What kind of cpu instruction you'd like to have and why?

Come up with any super useful, crazy or just silly stuff, but keep it sort of realistic.

Here is an example: instruction that applies mask to some data so result is all the masked bits gathered on the right(or left I don't care).

0x01011101(data)

0x01100101(mask)

0x00001011(result)

See? It's first, third, sixth and seventh bit of data on the right(for sake of it) in the result.

The problem is I don't know where or why to apply that yet.

fld dword st(0),eax

fst eax,dword st(0)

I would've killed for these.

one more index register on the 6510 could make wonders

The ARM cpu instructions is just fine, it's the most elegant to code in assembly with...

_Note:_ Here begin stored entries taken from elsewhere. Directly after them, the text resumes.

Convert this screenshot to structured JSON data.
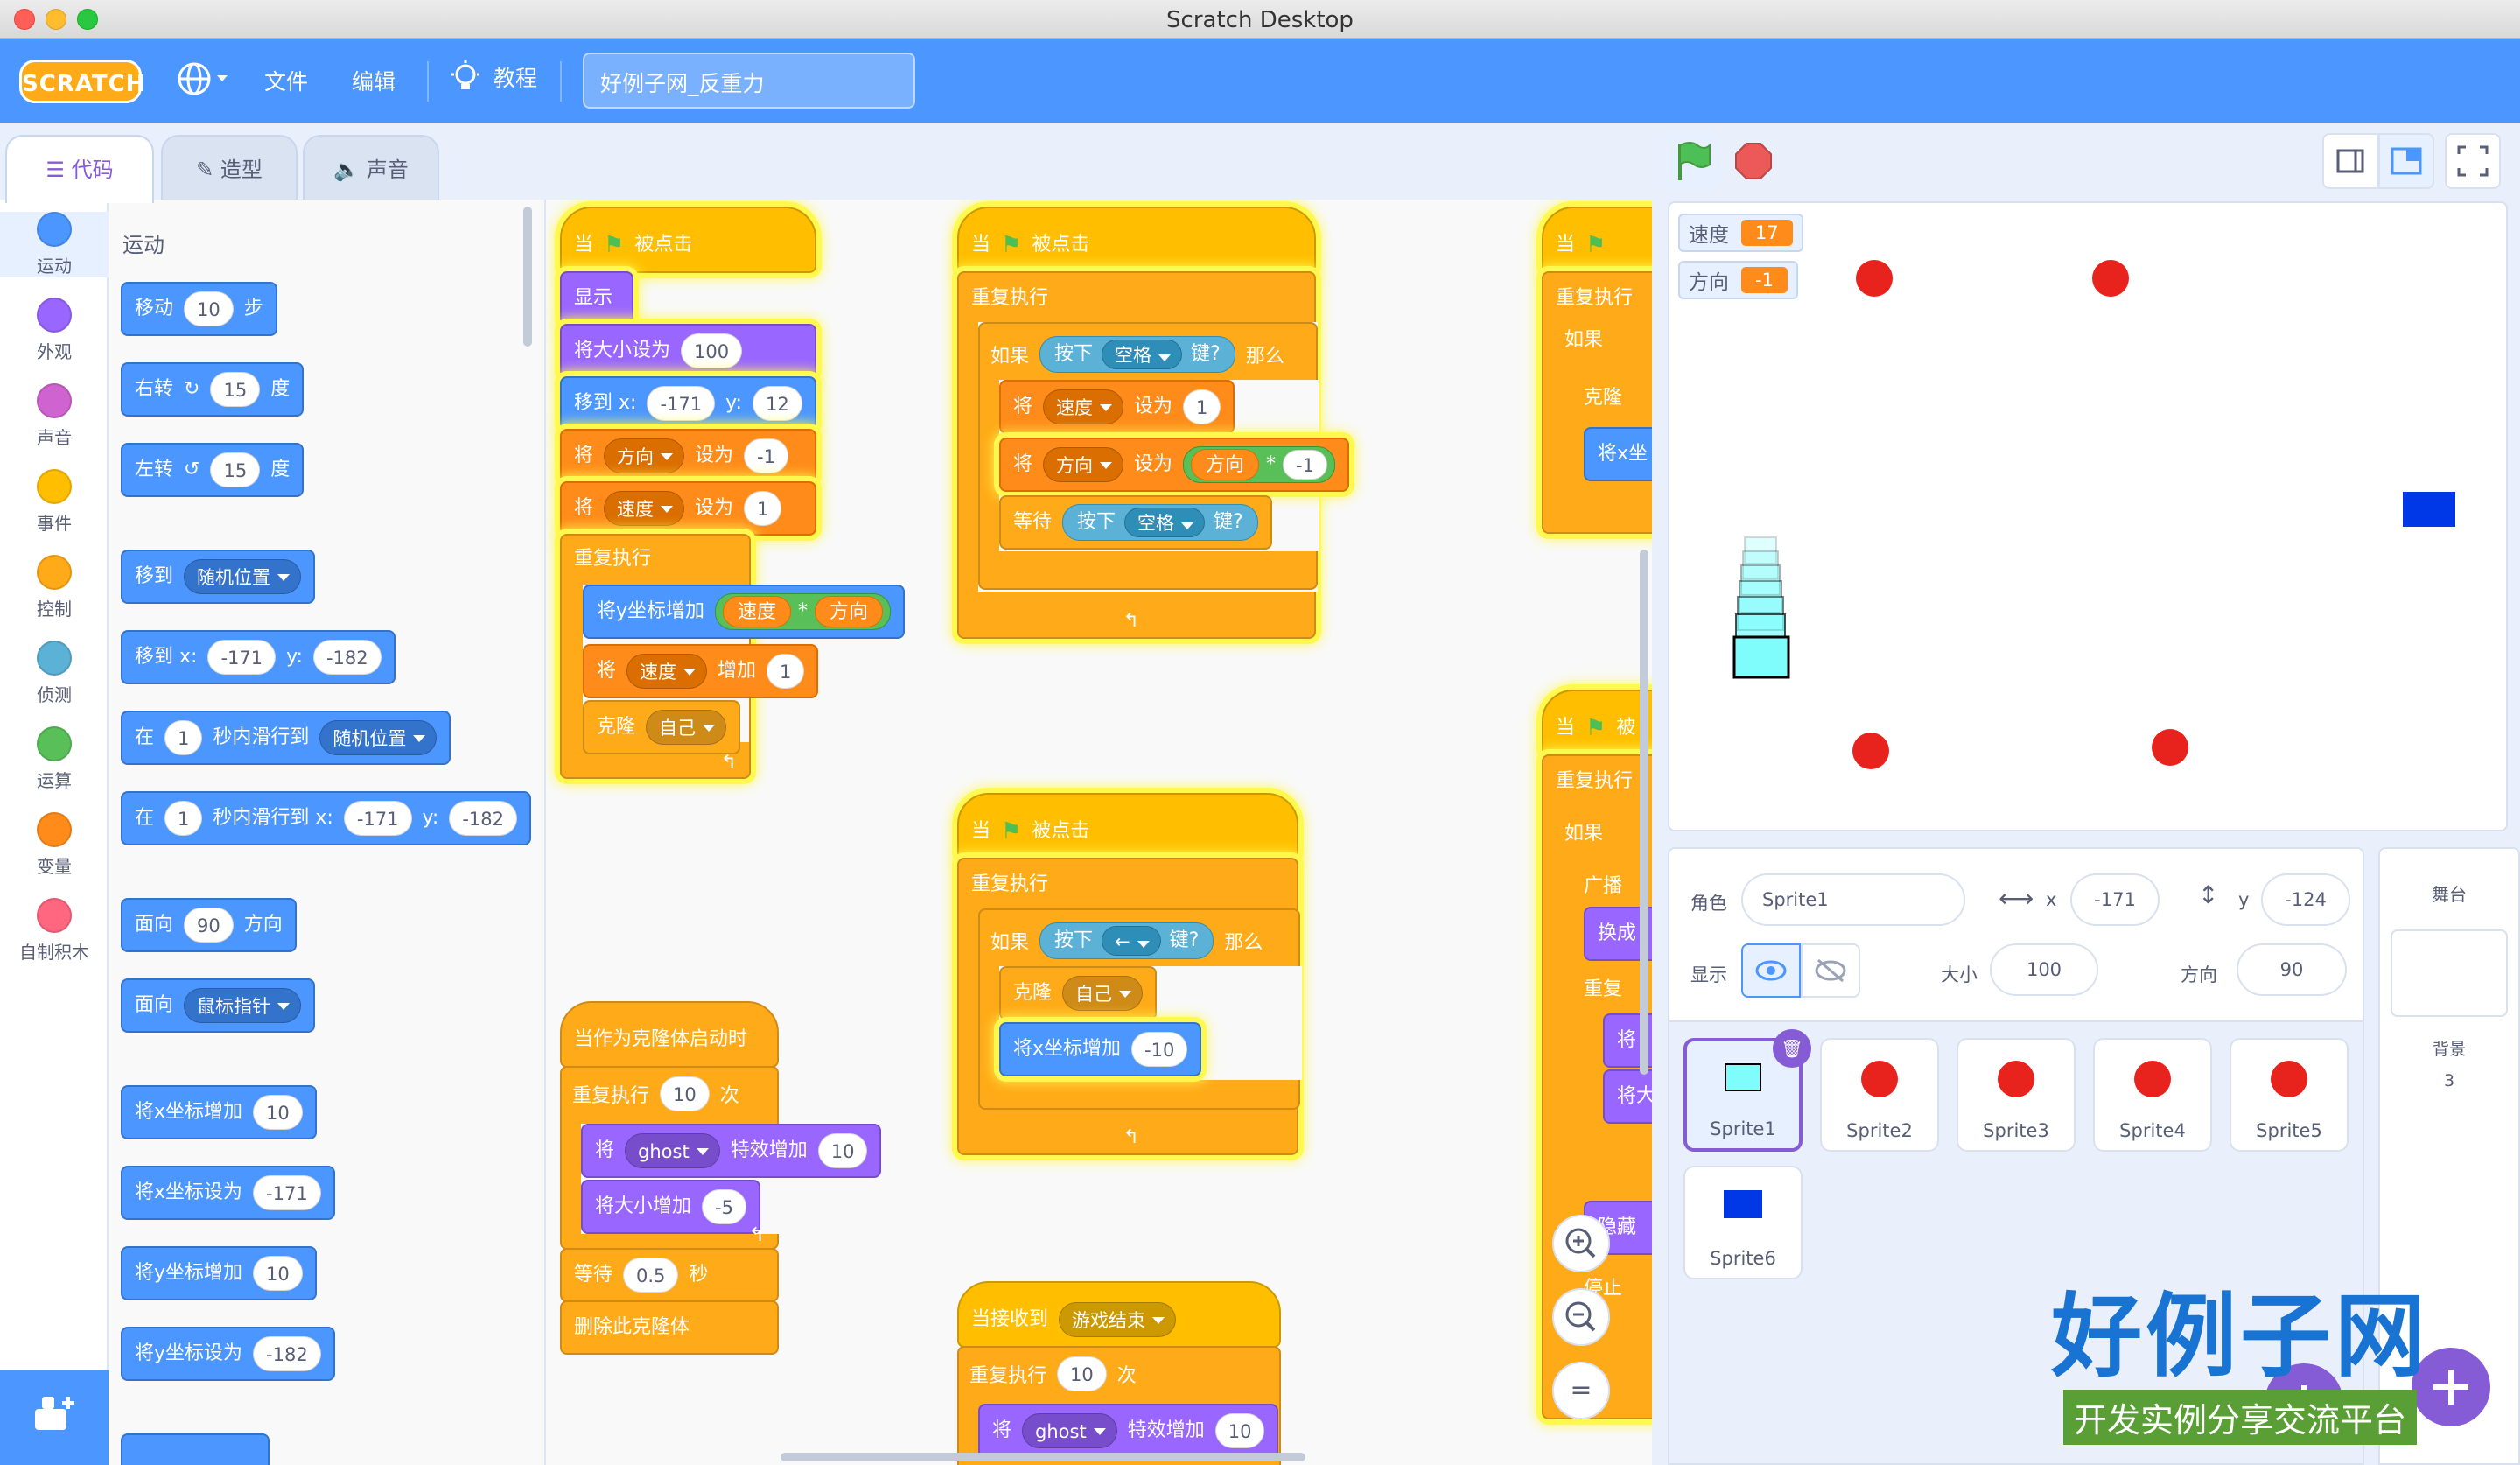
{
  "window": {
    "title": "Scratch Desktop"
  },
  "menu": {
    "logo": "SCRATCH",
    "file": "文件",
    "edit": "编辑",
    "tutorials": "教程",
    "project_title": "好例子网_反重力"
  },
  "tabs": {
    "code": "代码",
    "costumes": "造型",
    "sounds": "声音"
  },
  "categories": [
    {
      "label": "运动",
      "color": "#4c97ff"
    },
    {
      "label": "外观",
      "color": "#9966ff"
    },
    {
      "label": "声音",
      "color": "#cf63cf"
    },
    {
      "label": "事件",
      "color": "#ffbf00"
    },
    {
      "label": "控制",
      "color": "#ffab19"
    },
    {
      "label": "侦测",
      "color": "#5cb1d6"
    },
    {
      "label": "运算",
      "color": "#59c059"
    },
    {
      "label": "变量",
      "color": "#ff8c1a"
    },
    {
      "label": "自制积木",
      "color": "#ff6680"
    }
  ],
  "palette": {
    "heading": "运动",
    "move": {
      "a": "移动",
      "n": "10",
      "b": "步"
    },
    "turn_right": {
      "a": "右转",
      "n": "15",
      "b": "度"
    },
    "turn_left": {
      "a": "左转",
      "n": "15",
      "b": "度"
    },
    "goto": {
      "a": "移到",
      "d": "随机位置"
    },
    "goto_xy": {
      "a": "移到 x:",
      "x": "-171",
      "y_label": "y:",
      "y": "-182"
    },
    "glide_to": {
      "a": "在",
      "n": "1",
      "b": "秒内滑行到",
      "d": "随机位置"
    },
    "glide_xy": {
      "a": "在",
      "n": "1",
      "b": "秒内滑行到 x:",
      "x": "-171",
      "y_label": "y:",
      "y": "-182"
    },
    "point_dir": {
      "a": "面向",
      "n": "90",
      "b": "方向"
    },
    "point_towards": {
      "a": "面向",
      "d": "鼠标指针"
    },
    "change_x": {
      "a": "将x坐标增加",
      "n": "10"
    },
    "set_x": {
      "a": "将x坐标设为",
      "n": "-171"
    },
    "change_y": {
      "a": "将y坐标增加",
      "n": "10"
    },
    "set_y": {
      "a": "将y坐标设为",
      "n": "-182"
    }
  },
  "scripts": {
    "s1": {
      "hat": {
        "a": "当",
        "b": "被点击"
      },
      "show": "显示",
      "set_size": {
        "a": "将大小设为",
        "n": "100"
      },
      "goto_xy": {
        "a": "移到 x:",
        "x": "-171",
        "y_label": "y:",
        "y": "12"
      },
      "set_dir": {
        "a": "将",
        "d": "方向",
        "b": "设为",
        "n": "-1"
      },
      "set_speed": {
        "a": "将",
        "d": "速度",
        "b": "设为",
        "n": "1"
      },
      "forever": "重复执行",
      "change_y": {
        "a": "将y坐标增加",
        "r1": "速度",
        "op": "*",
        "r2": "方向"
      },
      "change_speed": {
        "a": "将",
        "d": "速度",
        "b": "增加",
        "n": "1"
      },
      "clone": {
        "a": "克隆",
        "d": "自己"
      }
    },
    "s2": {
      "hat": {
        "a": "当",
        "b": "被点击"
      },
      "forever": "重复执行",
      "if": {
        "a": "如果",
        "k1": "按下",
        "key": "空格",
        "k2": "键?",
        "then": "那么"
      },
      "set_speed": {
        "a": "将",
        "d": "速度",
        "b": "设为",
        "n": "1"
      },
      "set_dir": {
        "a": "将",
        "d": "方向",
        "b": "设为",
        "r": "方向",
        "op": "*",
        "n": "-1"
      },
      "wait": {
        "a": "等待",
        "k1": "按下",
        "key": "空格",
        "k2": "键?"
      }
    },
    "s3": {
      "hat": {
        "a": "当",
        "b": "被点击"
      },
      "forever": "重复执行",
      "if": {
        "a": "如果",
        "k1": "按下",
        "key": "←",
        "k2": "键?",
        "then": "那么"
      },
      "clone": {
        "a": "克隆",
        "d": "自己"
      },
      "change_x": {
        "a": "将x坐标增加",
        "n": "-10"
      }
    },
    "s4": {
      "hat": "当作为克隆体启动时",
      "repeat": {
        "a": "重复执行",
        "n": "10",
        "b": "次"
      },
      "effect": {
        "a": "将",
        "d": "ghost",
        "b": "特效增加",
        "n": "10"
      },
      "size": {
        "a": "将大小增加",
        "n": "-5"
      },
      "wait": {
        "a": "等待",
        "n": "0.5",
        "b": "秒"
      },
      "delete": "删除此克隆体"
    },
    "s5": {
      "hat": {
        "a": "当接收到",
        "d": "游戏结束"
      },
      "repeat": {
        "a": "重复执行",
        "n": "10",
        "b": "次"
      },
      "effect": {
        "a": "将",
        "d": "ghost",
        "b": "特效增加",
        "n": "10"
      }
    },
    "s6": {
      "hat": {
        "a": "当",
        "b": "被点击"
      },
      "forever": "重复执行",
      "if": "如果",
      "clone": "克隆",
      "set_x": "将x坐",
      "hat2": {
        "a": "当",
        "b": "被"
      },
      "forever2": "重复执行",
      "if2": "如果",
      "broadcast": "广播",
      "switch": "换成",
      "repeat": "重复",
      "set1": "将",
      "set2": "将大",
      "hide": "隐藏",
      "stop": "停止"
    }
  },
  "monitors": [
    {
      "label": "速度",
      "value": "17"
    },
    {
      "label": "方向",
      "value": "-1"
    }
  ],
  "sprite_info": {
    "sprite_label": "角色",
    "sprite_name": "Sprite1",
    "x_label": "x",
    "x": "-171",
    "y_label": "y",
    "y": "-124",
    "show_label": "显示",
    "size_label": "大小",
    "size": "100",
    "dir_label": "方向",
    "dir": "90"
  },
  "sprites": [
    {
      "name": "Sprite1"
    },
    {
      "name": "Sprite2"
    },
    {
      "name": "Sprite3"
    },
    {
      "name": "Sprite4"
    },
    {
      "name": "Sprite5"
    },
    {
      "name": "Sprite6"
    }
  ],
  "stage_pane": {
    "title": "舞台",
    "backdrops_label": "背景",
    "backdrops_count": "3"
  },
  "watermark": {
    "brand": "好例子网",
    "slogan": "开发实例分享交流平台"
  },
  "colors": {
    "menu_blue": "#4c97ff",
    "accent_purple": "#855cd6",
    "glow_yellow": "#fff84f"
  }
}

http://en.wikipedia.org/wiki/ARM_architecture

You only need one instruction: http://en.wikipedia.org/wiki/One_instruction_set_computer

Sounds like this thread

Currently: A cordic instruction:

if (carry)

{

dest += arg1 >> arg2;

} else {

dest -= arg1 >> arg2;

}

That would help *lots* in complex numbers rectangular to polar conversion and vice versa.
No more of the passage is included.